Dr. Kachaamy says, “Diagnosis of cancer is a stressful event. Many questions will come to mind but here are a few suggestions:
- Which stage am I in?
- What are my chances of long-term remission (being cancer free for over five years)?
- Are you working in a multidisciplinary fashion with many specialties involved in my care?
- If I need surgery, how specialized is my surgeon in my condition?
- Is my oncologist a specialist in colon cancer?”
Dr. Karimi shares, “I recommend to my patients a nutritious, whole-food diet that is high in fiber (especially in fruits and vegetables). Eating meat in moderation is beneficial, as research studies show an association between colorectal cancers and high levels of meat consumption over long periods of time. Other healthy habits I advise for people to adopt is minimizing alcohol consumption and avoiding tobacco products.
We also know that exercise is a huge component in an individual’s overall health, and we are seeing that more time exercising and less time sitting does impact the risk of colorectal cancer.
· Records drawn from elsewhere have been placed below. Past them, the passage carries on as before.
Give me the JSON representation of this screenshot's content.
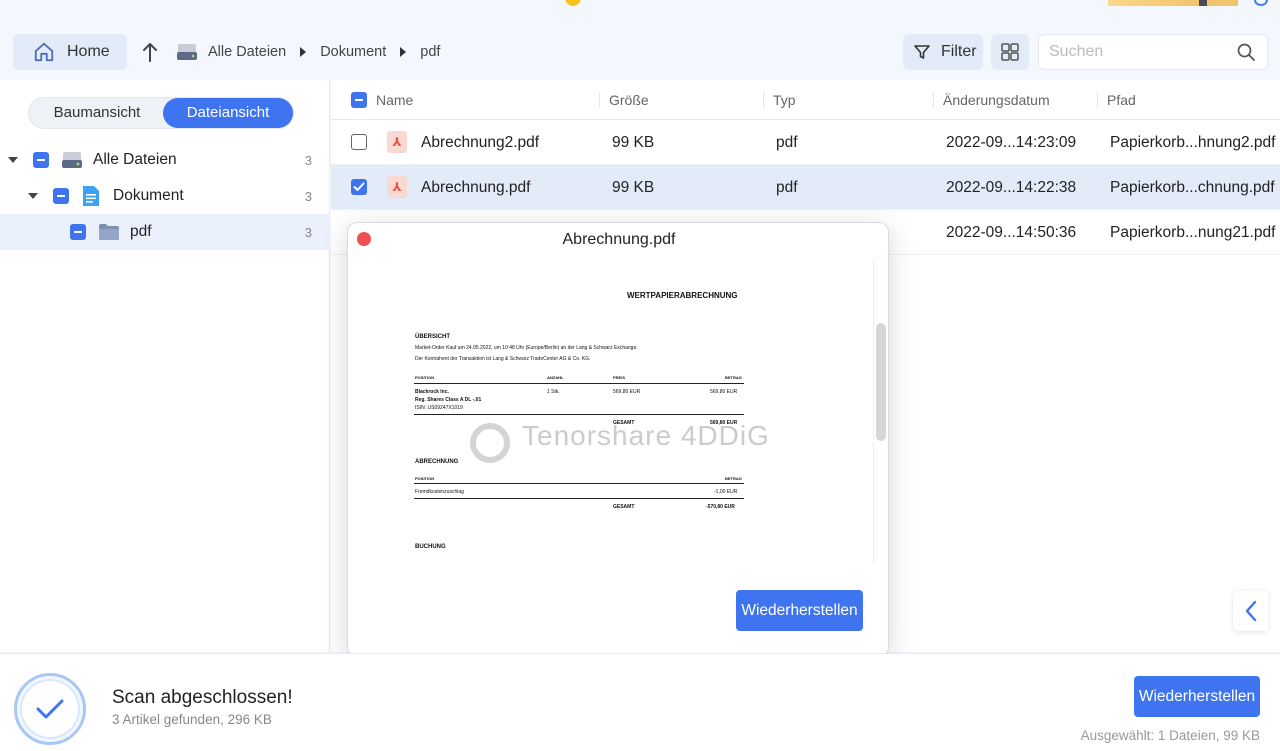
{
  "toolbar": {
    "home_label": "Home",
    "breadcrumb": [
      "Alle Dateien",
      "Dokument",
      "pdf"
    ],
    "filter_label": "Filter",
    "search_placeholder": "Suchen"
  },
  "sidebar": {
    "view_tree": "Baumansicht",
    "view_file": "Dateiansicht",
    "tree": [
      {
        "label": "Alle Dateien",
        "count": "3"
      },
      {
        "label": "Dokument",
        "count": "3"
      },
      {
        "label": "pdf",
        "count": "3"
      }
    ]
  },
  "table": {
    "headers": {
      "name": "Name",
      "size": "Größe",
      "type": "Typ",
      "date": "Änderungsdatum",
      "path": "Pfad"
    },
    "rows": [
      {
        "name": "Abrechnung2.pdf",
        "size": "99 KB",
        "type": "pdf",
        "date": "2022-09...14:23:09",
        "path": "Papierkorb...hnung2.pdf",
        "checked": false
      },
      {
        "name": "Abrechnung.pdf",
        "size": "99 KB",
        "type": "pdf",
        "date": "2022-09...14:22:38",
        "path": "Papierkorb...chnung.pdf",
        "checked": true
      },
      {
        "date": "2022-09...14:50:36",
        "path": "Papierkorb...nung21.pdf"
      }
    ]
  },
  "preview": {
    "title": "Abrechnung.pdf",
    "restore_label": "Wiederherstellen",
    "watermark": "Tenorshare 4DDiG",
    "doc": {
      "heading": "WERTPAPIERABRECHNUNG",
      "section1": "ÜBERSICHT",
      "line1": "Market-Order Kauf am 24.05.2022, um 10:48 Uhr (Europe/Berlin) an der Lang & Schwarz Exchange.",
      "line2": "Der Kontrahent der Transaktion ist Lang & Schwarz TradeCenter AG & Co. KG.",
      "col_position": "POSITION",
      "col_anzahl": "ANZAHL",
      "col_preis": "PREIS",
      "col_betrag": "BETRAG",
      "pos1": "Blackrock Inc.",
      "pos2": "Reg. Shares Class A DL -,01",
      "pos3": "ISIN: US09247X1019",
      "anzahl": "1 Stk.",
      "preis": "569,80 EUR",
      "betrag": "569,80 EUR",
      "gesamt_label": "GESAMT",
      "gesamt1": "569,80 EUR",
      "section2": "ABRECHNUNG",
      "fremd": "Fremdkostenzuschlag",
      "fremd_betrag": "-1,00 EUR",
      "gesamt2": "-570,80 EUR",
      "section3": "BUCHUNG"
    }
  },
  "status": {
    "title": "Scan abgeschlossen!",
    "subtitle": "3 Artikel gefunden,  296 KB",
    "restore_label": "Wiederherstellen",
    "selected": "Ausgewählt: 1 Dateien, 99 KB"
  },
  "colors": {
    "accent": "#3f74f0",
    "pdf": "#e8533c",
    "close": "#ee4f4f"
  }
}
Half of the patients diagnosed that are in the younger demographic are overweight. As a medical oncologist who sees patients every day, I see firsthand how hard it can be to change your behavior, but even small changes make a big difference. Try getting in the habit of walking for an extra 10 minutes a day or choosing whole foods over highly processed foods when you want a snack. The best way to stop cancer is to prevent it in the first place, and the sooner you make healthy choices, the greater the potential benefits.”
Dr. Bilchik recommends the following healthy habits to help reduce the risk of colon cancer: “Diet that includes fruit and vegetables. Limit intake of red meat and processed food. Exercise at least 30 minutes/day – five days/week, avoid smoking, weight loss programs if overweight and stress reduction.”
Dr. Kachaamy emphasizes, “Routine screenings are very important. You should stick to whichever program you enroll in and not procrastinate. Having appointments on the books in advance makes it easy to follow through, so make an appointment early and not last minute. Yearly screenings for colon cancer are done with stool testing. A colonoscopy for your first screening is standard, and if you are at an average risk, should be done every ten years.”
Dr. Karimi states, “It’s very important to undergo recommended screenings and it’s not too early to think about them if you’re in your 40s. The American Cancer Society recommends that people of average risk of colorectal cancer start regular screening at age 45. Follow-up colonoscopies should be done every 1-3 years, depending on the individual’s risk and findings from the first test. Screenings can help prevent colon cancer by detecting growths (polyps) that can be removed before they turn into cancer. In most cases, colon cancer starts as a polyp. Often, polyps can be removed during a colonoscopy. If cancer cells are still in the colon after a colonoscopy, that section can be removed with surgery, which is often minimally invasive. If the cancer has spread beyond the colon, you may also need chemotherapy or radiation therapy.
In recent years, we’ve seen the advancement of colorectal cancer treatment with targeted therapies and immunotherapy drugs. And there are exciting innovations developing at City of Hope. Our scientists are researching a cancer-killing virus that could help the immune system fight colon cancer, as well as a botanical agent that may help treat chemo-resistant colorectal cancer.
It is important for individuals to keep up screenings and medical appointments. Please do not delay a colonoscopy or let anxiety keep you from getting screened. Colorectal cancer is highly treatable when it is found early. Your physician and care team can answer questions about your individual health risks related to colorectal cancer, and if you are age 45 or older, please inquire about getting screened. These tests can save your life.”